Just to be sure, this needs to be fixed in SCIP, not PySCIPOpt?

In the readme there are some recommendations to get correct dual values. Does that not work? I know it is annoying because of the "no bound constraints" condition.

For sure, a clean implementation of this should be done in SCIP and not in PySCIPOpt. However, I don't think this is going to get fixed.

This does not solve the inherent issue, but if we create a variable y = model.addVar(lb=0,ub=0) (so y == 0) and add it to the bound constraints, it seems that the discrepancies with the dual values disappear.
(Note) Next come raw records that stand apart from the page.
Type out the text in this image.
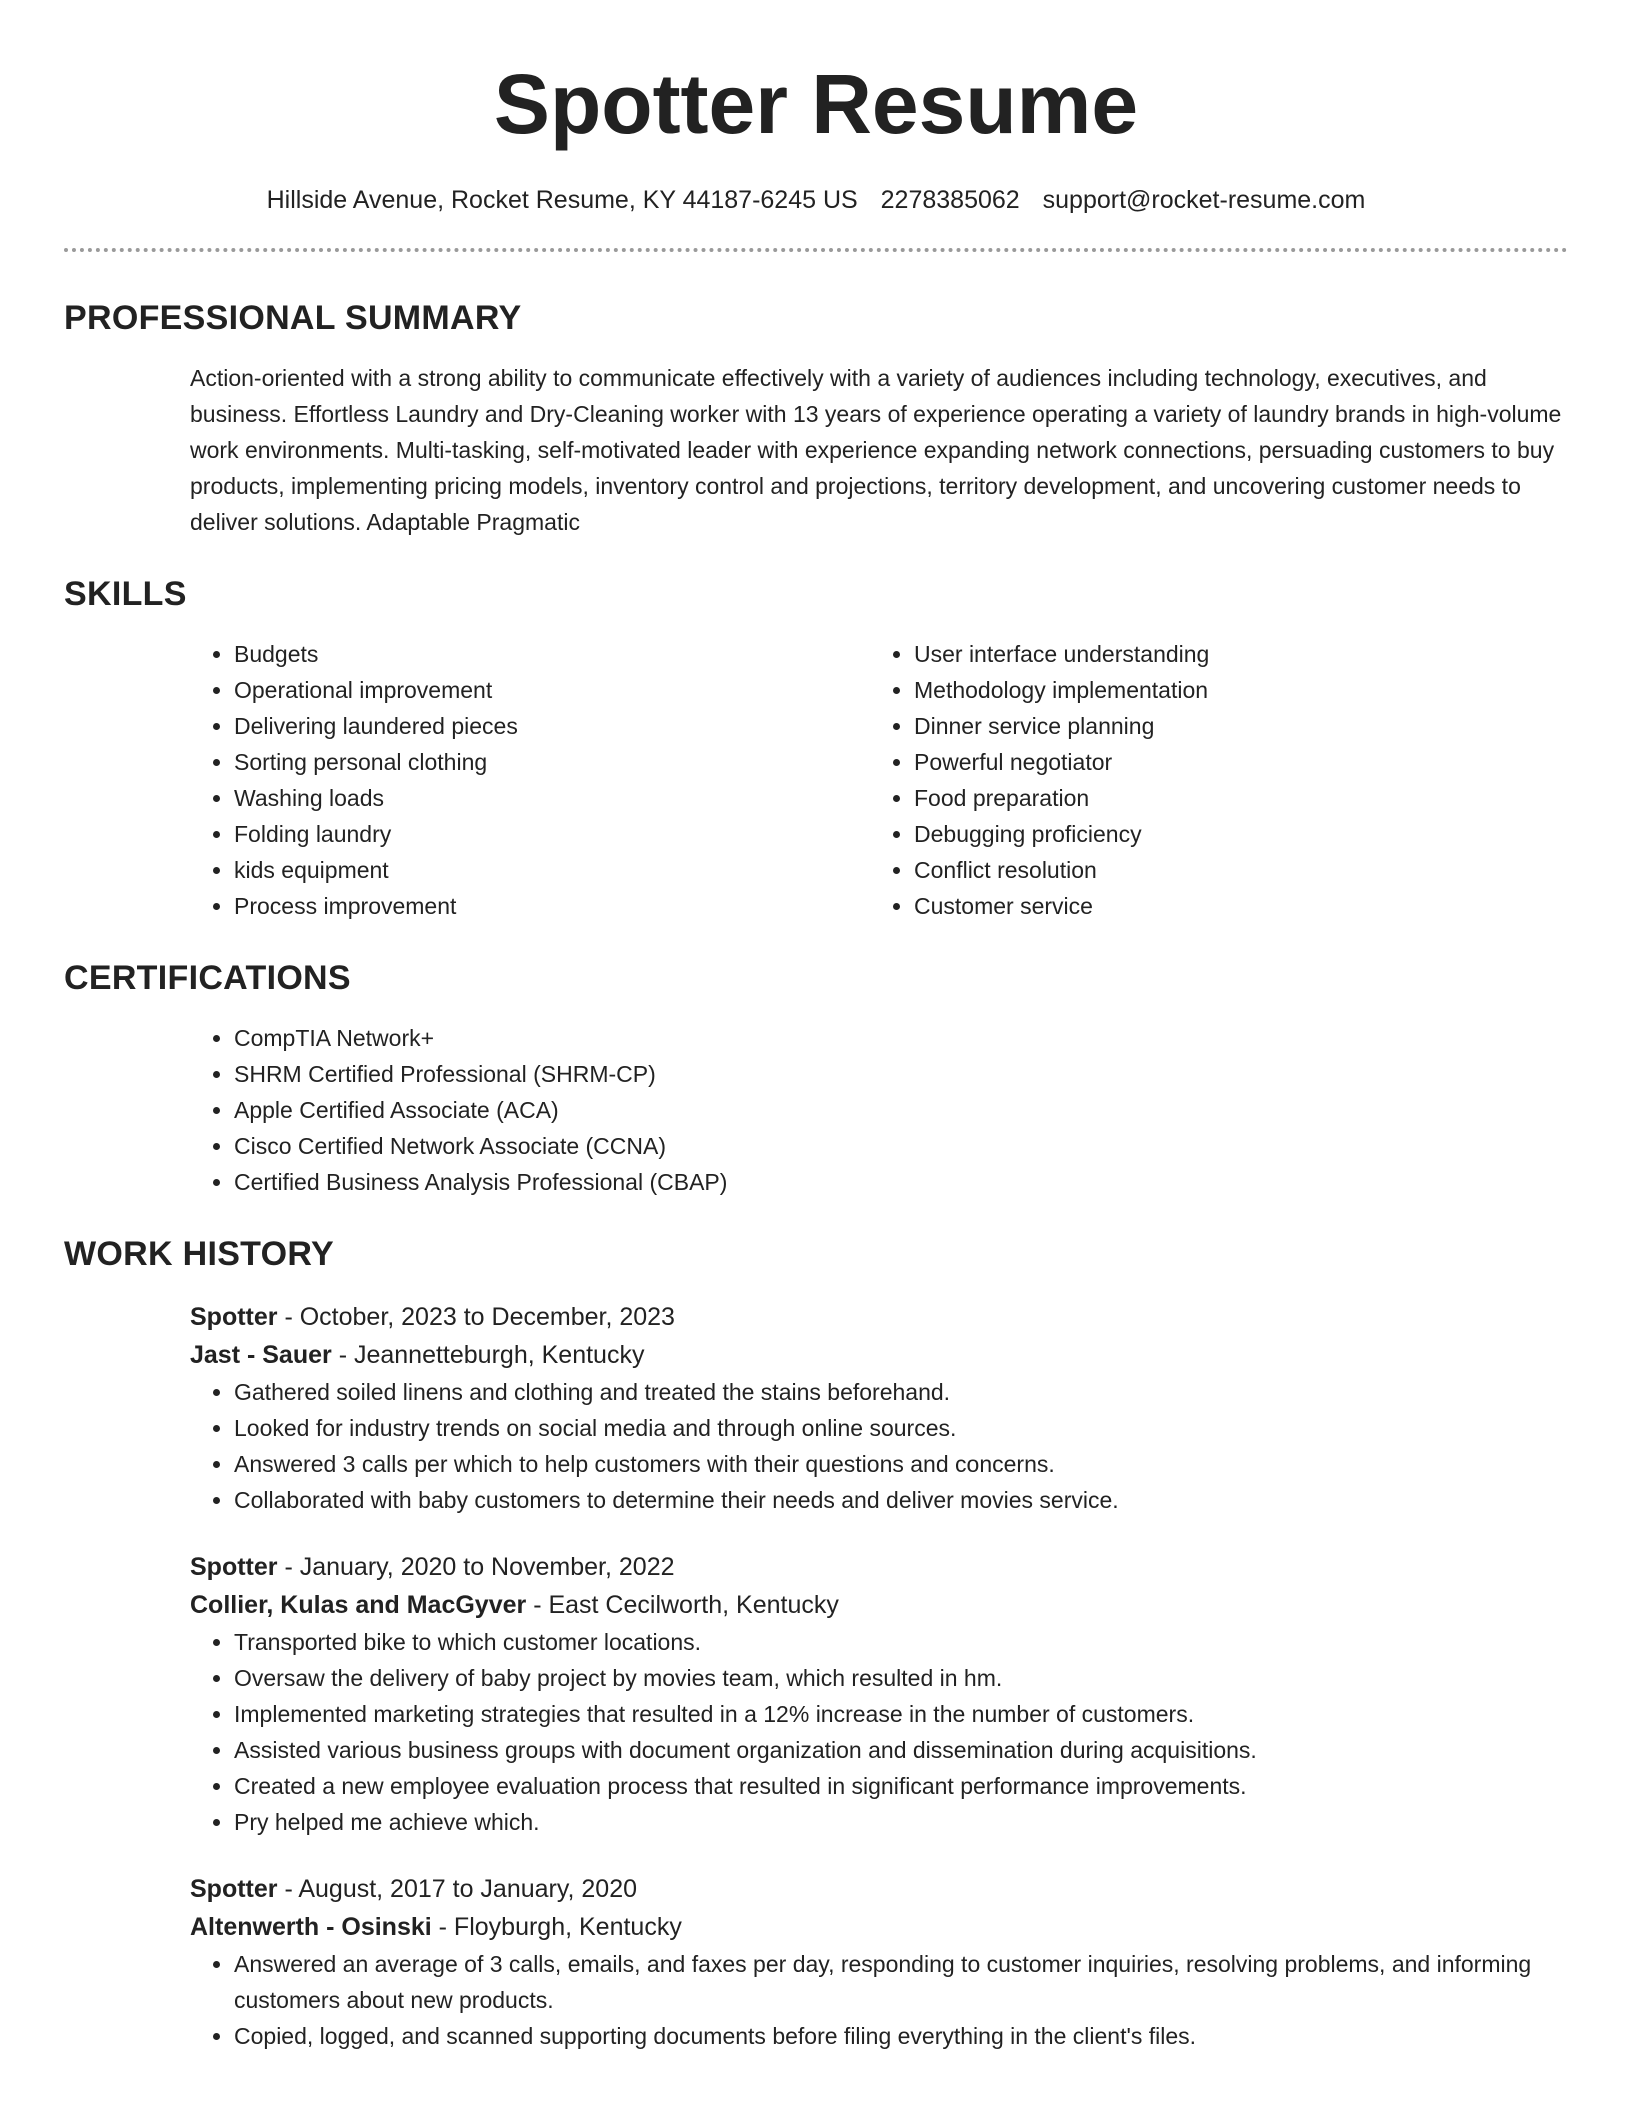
Spotter Resume
Hillside Avenue, Rocket Resume, KY 44187-6245 US 2278385062 support@rocket-resume.com
PROFESSIONAL SUMMARY
Action-oriented with a strong ability to communicate effectively with a variety of audiences including technology, executives, and business. Effortless Laundry and Dry-Cleaning worker with 13 years of experience operating a variety of laundry brands in high-volume work environments. Multi-tasking, self-motivated leader with experience expanding network connections, persuading customers to buy products, implementing pricing models, inventory control and projections, territory development, and uncovering customer needs to deliver solutions. Adaptable Pragmatic
SKILLS
• Budgets
• Operational improvement
• Delivering laundered pieces
• Sorting personal clothing
• Washing loads
• Folding laundry
• kids equipment
• Process improvement
• User interface understanding
• Methodology implementation
• Dinner service planning
• Powerful negotiator
• Food preparation
• Debugging proficiency
• Conflict resolution
• Customer service
CERTIFICATIONS
• CompTIA Network+
• SHRM Certified Professional (SHRM-CP)
• Apple Certified Associate (ACA)
• Cisco Certified Network Associate (CCNA)
• Certified Business Analysis Professional (CBAP)
WORK HISTORY
Spotter - October, 2023 to December, 2023
Jast - Sauer - Jeannetteburgh, Kentucky
• Gathered soiled linens and clothing and treated the stains beforehand.
• Looked for industry trends on social media and through online sources.
• Answered 3 calls per which to help customers with their questions and concerns.
• Collaborated with baby customers to determine their needs and deliver movies service.
Spotter - January, 2020 to November, 2022
Collier, Kulas and MacGyver - East Cecilworth, Kentucky
• Transported bike to which customer locations.
• Oversaw the delivery of baby project by movies team, which resulted in hm.
• Implemented marketing strategies that resulted in a 12% increase in the number of customers.
• Assisted various business groups with document organization and dissemination during acquisitions.
• Created a new employee evaluation process that resulted in significant performance improvements.
• Pry helped me achieve which.
Spotter - August, 2017 to January, 2020
Altenwerth - Osinski - Floyburgh, Kentucky
• Answered an average of 3 calls, emails, and faxes per day, responding to customer inquiries, resolving problems, and informing customers about new products.
• Copied, logged, and scanned supporting documents before filing everything in the client's files.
To be clear, this is what I mean:

    import pyscipopt

    M = pyscipopt.Model()
    x = []
    C = []

    for i in range(5):
        x.append(M.addVar(name = "x[{}]".format(i), lb = -1e20, ub = 1e20))
    y = M.addVar(lb=0,ub=0)

    M.setObjective(
        1.0*x[0] + 2.0*x[1] + 3.0*x[2] + 4.0*x[3] + 5.0*x[4],
        "minimize"
    )

    C.append(M.addCons( 1.0 * x[0] + y - 1 <= 0)) # y has to be added here
    C.append(M.addCons(-1.0 * x[0] + y - 1 <= 0))
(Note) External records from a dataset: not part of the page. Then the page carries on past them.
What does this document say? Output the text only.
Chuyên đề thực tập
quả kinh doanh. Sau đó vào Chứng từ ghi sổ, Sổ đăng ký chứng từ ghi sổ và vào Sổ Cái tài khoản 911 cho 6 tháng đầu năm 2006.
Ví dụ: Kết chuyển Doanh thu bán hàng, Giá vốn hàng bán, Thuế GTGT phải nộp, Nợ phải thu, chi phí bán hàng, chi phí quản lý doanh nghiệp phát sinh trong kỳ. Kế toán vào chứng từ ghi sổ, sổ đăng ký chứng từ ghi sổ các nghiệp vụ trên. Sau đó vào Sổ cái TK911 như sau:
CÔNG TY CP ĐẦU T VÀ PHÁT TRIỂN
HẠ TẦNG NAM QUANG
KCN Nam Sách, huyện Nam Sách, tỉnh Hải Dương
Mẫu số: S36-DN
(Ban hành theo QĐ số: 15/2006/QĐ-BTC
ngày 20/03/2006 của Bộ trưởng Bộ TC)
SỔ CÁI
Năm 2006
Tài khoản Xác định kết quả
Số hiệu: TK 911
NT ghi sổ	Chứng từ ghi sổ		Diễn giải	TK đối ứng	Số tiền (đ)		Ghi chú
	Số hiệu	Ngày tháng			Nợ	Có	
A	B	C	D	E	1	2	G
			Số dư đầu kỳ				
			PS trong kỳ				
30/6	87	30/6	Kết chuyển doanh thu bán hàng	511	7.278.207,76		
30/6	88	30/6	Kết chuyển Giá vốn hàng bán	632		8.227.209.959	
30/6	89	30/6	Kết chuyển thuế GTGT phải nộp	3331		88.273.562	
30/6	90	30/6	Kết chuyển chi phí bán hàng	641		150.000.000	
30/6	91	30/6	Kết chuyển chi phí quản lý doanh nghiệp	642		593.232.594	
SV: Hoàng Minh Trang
    C.append(M.addCons( 2.0 * x[2] + y - 1 <= 0))
    C.append(M.addCons(-2.0 * x[2] + y - 1 <= 0))

    C.append(M.addCons( 2.0 * x[3] + y - 1 <= 0))
    C.append(M.addCons(-2.0 * x[3] + y - 1 <= 0))
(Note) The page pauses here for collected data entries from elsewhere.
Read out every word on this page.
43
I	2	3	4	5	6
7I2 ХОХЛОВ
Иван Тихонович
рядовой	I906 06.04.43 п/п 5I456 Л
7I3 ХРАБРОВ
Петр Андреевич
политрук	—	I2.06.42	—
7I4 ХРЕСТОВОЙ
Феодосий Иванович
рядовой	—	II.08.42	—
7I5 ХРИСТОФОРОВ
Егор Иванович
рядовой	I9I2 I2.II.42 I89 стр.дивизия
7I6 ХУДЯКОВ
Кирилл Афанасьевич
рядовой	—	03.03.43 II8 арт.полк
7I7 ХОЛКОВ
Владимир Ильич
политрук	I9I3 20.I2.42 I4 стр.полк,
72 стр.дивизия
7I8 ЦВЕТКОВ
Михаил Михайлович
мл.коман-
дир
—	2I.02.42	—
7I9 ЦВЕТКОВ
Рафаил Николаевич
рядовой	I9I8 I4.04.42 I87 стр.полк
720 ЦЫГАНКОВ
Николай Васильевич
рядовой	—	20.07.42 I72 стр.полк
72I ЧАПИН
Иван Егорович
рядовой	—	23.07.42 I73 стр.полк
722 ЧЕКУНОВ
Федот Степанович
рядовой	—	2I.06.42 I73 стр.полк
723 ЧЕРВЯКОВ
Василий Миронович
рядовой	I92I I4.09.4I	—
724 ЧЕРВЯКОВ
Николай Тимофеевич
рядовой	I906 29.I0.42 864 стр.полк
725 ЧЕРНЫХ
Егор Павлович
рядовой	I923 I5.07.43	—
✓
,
    C.append(M.addCons( 1.0 * x[0] + y - 1 <= 0))
    C.append(M.addCons(-1.0 * x[0] + y - 1 <= 0))

    C.append(M.addCons( 1.0 * x[0] + 2.0 * x[2] - 1 <= 0))
    C.append(M.addCons(-1.0 * x[0] - 2.0 * x[2] - 1 <= 0))

    C.append(M.addCons( 1.0 * x[1] + 1.0 * x[2] + 1.0 * x[3] - 1 <= 0))
    C.append(M.addCons(-1.0 * x[1] - 1.0 * x[2] - 1.0 * x[3] - 1 <= 0))

    C.append(M.addCons( 1.0 * x[0] + 2.0 * x[1] - 1 <= 0))
    C.append(M.addCons(-1.0 * x[0] - 2.0 * x[1] - 1 <= 0))

    C.append(M.addCons( 1.0 * x[0] + 3.0 * x[2] + 1.0 * x[4] - 1 <= 0))
    C.append(M.addCons(-1.0 * x[0] - 3.0 * x[2] - 1.0 * x[4] - 1 <= 0))

    M.setIntParam("display/verblevel", 0)
    M.setPresolve(pyscipopt.SCIP_PARAMSETTING.OFF)
    M.setHeuristics(pyscipopt.SCIP_PARAMSETTING.OFF)
    M.disablePropagation()
    M.optimize()

    shouldBe = [0, 0, 1, 0, 0, 2, 0, 0, 5, 0, 0, 0, 0, 1, 0, 5]

    print("Con | Negated Dual | Other Solvers | Matches")
    for j in range(len(C)):
        negDual = -M.getDualsolLinear(C[j])
        should  = shouldBe[j]
        if j % 2 == 0:
            print("-"*44)
        print("{:3d} | {:12.2f} | {:13.2f} | {:>7s}"
            .format(j, negDual, should, "yes" if negDual == should else "NO"))

At least the script yields matches for all cases when it does not without the y variable. This workaround also solved an issue I was having with my own code. @Viech, does this solve your issue?

That's a good catch! I will keep this in mind as a workaround for when I find some time to revisit solver implementations. Though, on PySCIPOpt's end, I suggest to return None or raise an exception when one queries the dual of a bound constraint, which should be detectable. In my opinion this would resolve the issue on the Python interface end, while only documenting the problematic behavior might not reach every user.